We will have to decide if giving through other means fits within the life and ministry of the church.

  • How will the church speak about using the bank or credit union’s “bill pay” feature to give worship offerings or to make donations for mission efforts?
  • Will our ushers pass tablets equipped with credit/debit card readers?
  • Will we supply new members with automatic electronic funds transfer forms?
  • Will the bulletin or weekly newsletter include instructions to donate by sending a text message, or will we provide directions to donate online via PayPal?
  • How will the congregation or our organizations record and receipt those kinds of gifts, and how will we report the impact those kinds of contributions have on our mission and ministry?

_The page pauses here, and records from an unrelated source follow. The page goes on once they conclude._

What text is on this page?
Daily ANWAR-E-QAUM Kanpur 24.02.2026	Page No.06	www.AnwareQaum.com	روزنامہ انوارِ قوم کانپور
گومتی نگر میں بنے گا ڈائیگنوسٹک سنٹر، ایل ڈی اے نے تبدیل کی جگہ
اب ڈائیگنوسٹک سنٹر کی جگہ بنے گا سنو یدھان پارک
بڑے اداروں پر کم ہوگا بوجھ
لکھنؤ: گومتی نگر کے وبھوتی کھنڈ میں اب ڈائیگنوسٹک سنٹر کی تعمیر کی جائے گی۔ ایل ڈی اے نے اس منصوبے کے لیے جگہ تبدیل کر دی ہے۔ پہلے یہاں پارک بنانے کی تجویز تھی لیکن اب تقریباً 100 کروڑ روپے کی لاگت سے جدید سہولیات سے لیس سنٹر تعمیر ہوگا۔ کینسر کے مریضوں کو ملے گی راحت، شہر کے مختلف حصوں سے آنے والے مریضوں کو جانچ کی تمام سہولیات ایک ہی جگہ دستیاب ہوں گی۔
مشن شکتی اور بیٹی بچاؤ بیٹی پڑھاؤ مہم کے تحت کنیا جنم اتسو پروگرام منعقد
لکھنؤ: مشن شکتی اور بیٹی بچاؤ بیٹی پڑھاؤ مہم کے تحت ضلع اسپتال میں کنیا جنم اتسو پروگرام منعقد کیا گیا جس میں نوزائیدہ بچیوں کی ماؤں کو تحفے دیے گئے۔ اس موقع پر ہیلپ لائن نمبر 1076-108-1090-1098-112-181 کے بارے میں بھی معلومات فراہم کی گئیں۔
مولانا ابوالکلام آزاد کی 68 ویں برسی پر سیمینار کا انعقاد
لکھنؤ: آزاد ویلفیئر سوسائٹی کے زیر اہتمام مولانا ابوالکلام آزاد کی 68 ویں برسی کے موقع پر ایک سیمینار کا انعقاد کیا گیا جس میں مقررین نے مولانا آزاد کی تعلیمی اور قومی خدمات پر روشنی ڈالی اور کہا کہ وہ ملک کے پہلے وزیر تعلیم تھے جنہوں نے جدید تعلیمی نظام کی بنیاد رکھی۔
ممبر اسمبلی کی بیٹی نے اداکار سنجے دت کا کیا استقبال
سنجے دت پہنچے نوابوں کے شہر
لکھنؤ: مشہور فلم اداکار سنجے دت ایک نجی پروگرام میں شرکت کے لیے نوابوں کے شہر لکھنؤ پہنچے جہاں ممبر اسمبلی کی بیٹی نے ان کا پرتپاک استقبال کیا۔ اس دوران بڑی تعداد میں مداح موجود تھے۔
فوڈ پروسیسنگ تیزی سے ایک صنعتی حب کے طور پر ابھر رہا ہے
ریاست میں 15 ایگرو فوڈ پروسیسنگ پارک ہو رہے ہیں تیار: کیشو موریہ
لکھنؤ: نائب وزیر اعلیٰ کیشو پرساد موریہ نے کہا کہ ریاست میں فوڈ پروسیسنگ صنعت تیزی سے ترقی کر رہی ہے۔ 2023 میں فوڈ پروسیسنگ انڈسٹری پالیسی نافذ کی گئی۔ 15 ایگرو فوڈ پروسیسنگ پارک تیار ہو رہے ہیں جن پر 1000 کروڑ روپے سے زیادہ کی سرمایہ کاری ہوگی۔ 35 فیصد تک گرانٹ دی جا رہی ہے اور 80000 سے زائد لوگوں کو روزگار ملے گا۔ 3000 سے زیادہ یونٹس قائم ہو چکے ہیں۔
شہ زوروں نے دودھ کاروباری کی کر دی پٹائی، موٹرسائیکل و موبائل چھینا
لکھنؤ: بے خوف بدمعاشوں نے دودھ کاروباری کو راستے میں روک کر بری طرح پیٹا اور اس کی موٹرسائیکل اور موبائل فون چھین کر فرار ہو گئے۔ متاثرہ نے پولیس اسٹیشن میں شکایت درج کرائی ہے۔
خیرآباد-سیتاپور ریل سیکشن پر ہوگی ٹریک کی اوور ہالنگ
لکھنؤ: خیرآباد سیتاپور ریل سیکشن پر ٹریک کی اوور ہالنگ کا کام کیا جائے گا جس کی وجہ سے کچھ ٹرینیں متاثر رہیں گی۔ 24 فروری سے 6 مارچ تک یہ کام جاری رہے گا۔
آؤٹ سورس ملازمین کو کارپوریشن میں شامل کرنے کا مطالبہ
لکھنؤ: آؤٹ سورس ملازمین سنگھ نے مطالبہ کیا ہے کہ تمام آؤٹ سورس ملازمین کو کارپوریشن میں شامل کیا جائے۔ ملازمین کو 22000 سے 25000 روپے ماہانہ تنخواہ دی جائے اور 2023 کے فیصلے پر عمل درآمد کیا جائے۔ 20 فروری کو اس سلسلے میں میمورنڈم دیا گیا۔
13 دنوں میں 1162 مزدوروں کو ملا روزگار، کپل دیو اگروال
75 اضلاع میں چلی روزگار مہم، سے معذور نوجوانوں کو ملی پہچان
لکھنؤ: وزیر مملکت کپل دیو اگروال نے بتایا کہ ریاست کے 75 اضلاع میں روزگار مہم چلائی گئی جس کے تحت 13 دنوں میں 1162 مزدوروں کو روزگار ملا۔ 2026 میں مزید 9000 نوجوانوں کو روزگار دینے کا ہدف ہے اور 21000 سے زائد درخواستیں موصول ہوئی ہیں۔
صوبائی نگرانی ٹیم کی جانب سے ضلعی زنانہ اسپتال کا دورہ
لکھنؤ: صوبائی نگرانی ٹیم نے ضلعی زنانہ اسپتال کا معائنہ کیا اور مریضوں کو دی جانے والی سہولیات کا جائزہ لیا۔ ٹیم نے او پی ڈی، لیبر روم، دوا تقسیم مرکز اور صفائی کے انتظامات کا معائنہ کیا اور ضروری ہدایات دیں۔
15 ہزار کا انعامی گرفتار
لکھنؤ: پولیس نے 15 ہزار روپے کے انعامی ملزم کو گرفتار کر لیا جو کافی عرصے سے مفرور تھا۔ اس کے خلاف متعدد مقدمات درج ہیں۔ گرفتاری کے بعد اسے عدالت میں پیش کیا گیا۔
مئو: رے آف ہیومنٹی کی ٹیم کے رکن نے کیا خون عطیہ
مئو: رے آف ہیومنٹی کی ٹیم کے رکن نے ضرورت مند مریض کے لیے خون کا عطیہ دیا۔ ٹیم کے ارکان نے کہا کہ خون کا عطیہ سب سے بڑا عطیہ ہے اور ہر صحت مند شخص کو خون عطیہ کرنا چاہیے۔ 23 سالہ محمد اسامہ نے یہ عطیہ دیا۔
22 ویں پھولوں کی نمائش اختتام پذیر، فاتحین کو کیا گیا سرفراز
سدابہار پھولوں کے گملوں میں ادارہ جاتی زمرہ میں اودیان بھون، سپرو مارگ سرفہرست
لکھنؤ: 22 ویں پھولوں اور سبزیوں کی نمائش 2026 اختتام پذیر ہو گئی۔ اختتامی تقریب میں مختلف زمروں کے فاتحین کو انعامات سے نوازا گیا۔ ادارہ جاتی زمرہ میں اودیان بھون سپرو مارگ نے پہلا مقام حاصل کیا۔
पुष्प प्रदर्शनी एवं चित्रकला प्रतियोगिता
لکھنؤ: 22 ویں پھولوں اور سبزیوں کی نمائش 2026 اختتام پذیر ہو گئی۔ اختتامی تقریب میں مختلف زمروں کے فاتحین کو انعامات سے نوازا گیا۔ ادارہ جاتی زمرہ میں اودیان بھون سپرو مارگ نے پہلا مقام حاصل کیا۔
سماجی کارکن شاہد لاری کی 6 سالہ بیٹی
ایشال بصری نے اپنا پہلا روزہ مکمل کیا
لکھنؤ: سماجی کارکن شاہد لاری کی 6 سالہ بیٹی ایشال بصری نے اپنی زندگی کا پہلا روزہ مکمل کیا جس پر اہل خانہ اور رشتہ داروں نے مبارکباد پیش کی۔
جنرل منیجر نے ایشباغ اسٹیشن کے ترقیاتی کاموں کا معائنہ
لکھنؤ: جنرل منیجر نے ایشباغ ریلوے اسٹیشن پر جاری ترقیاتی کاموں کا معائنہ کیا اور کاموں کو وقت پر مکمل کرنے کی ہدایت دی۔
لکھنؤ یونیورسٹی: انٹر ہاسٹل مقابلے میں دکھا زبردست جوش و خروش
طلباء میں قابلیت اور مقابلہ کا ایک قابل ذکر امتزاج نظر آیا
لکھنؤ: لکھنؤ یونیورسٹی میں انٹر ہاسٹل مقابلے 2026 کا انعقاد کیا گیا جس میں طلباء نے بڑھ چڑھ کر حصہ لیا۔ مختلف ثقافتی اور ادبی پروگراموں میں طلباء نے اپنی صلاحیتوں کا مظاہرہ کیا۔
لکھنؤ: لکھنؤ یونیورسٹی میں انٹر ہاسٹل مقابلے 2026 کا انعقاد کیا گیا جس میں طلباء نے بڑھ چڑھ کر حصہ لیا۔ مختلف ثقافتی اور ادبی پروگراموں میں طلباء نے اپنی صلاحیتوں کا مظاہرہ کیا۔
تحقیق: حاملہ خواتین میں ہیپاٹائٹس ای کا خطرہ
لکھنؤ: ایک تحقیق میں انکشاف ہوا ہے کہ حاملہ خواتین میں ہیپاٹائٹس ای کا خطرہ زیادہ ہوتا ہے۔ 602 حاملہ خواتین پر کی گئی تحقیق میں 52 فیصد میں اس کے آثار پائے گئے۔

There are more questions right now than solid answers.

Our younger members can (and probably should) be sitting at the table for those conversations. They know the landscape of this particular transition. We will be giving them the opportunity to lead and invest themselves in how the Church adapts.

If you see or experience this issue in your own life, feel free to print this article and give it to your congregation’s leadership.

In the meantime, the LCMS will risk testing and implementing electronic giving options and opportunities to support a mission that is on the move, perhaps elevating those options above printed instructions for writing out a check.

And we will be looking for a few young, brave souls willing to help us learn how to do all that well – in a way that brings a smile to the face of our Lord and Savior.

Mark Hofman, CFRE, MBA, is the executive director of LCMS Mission Advancement.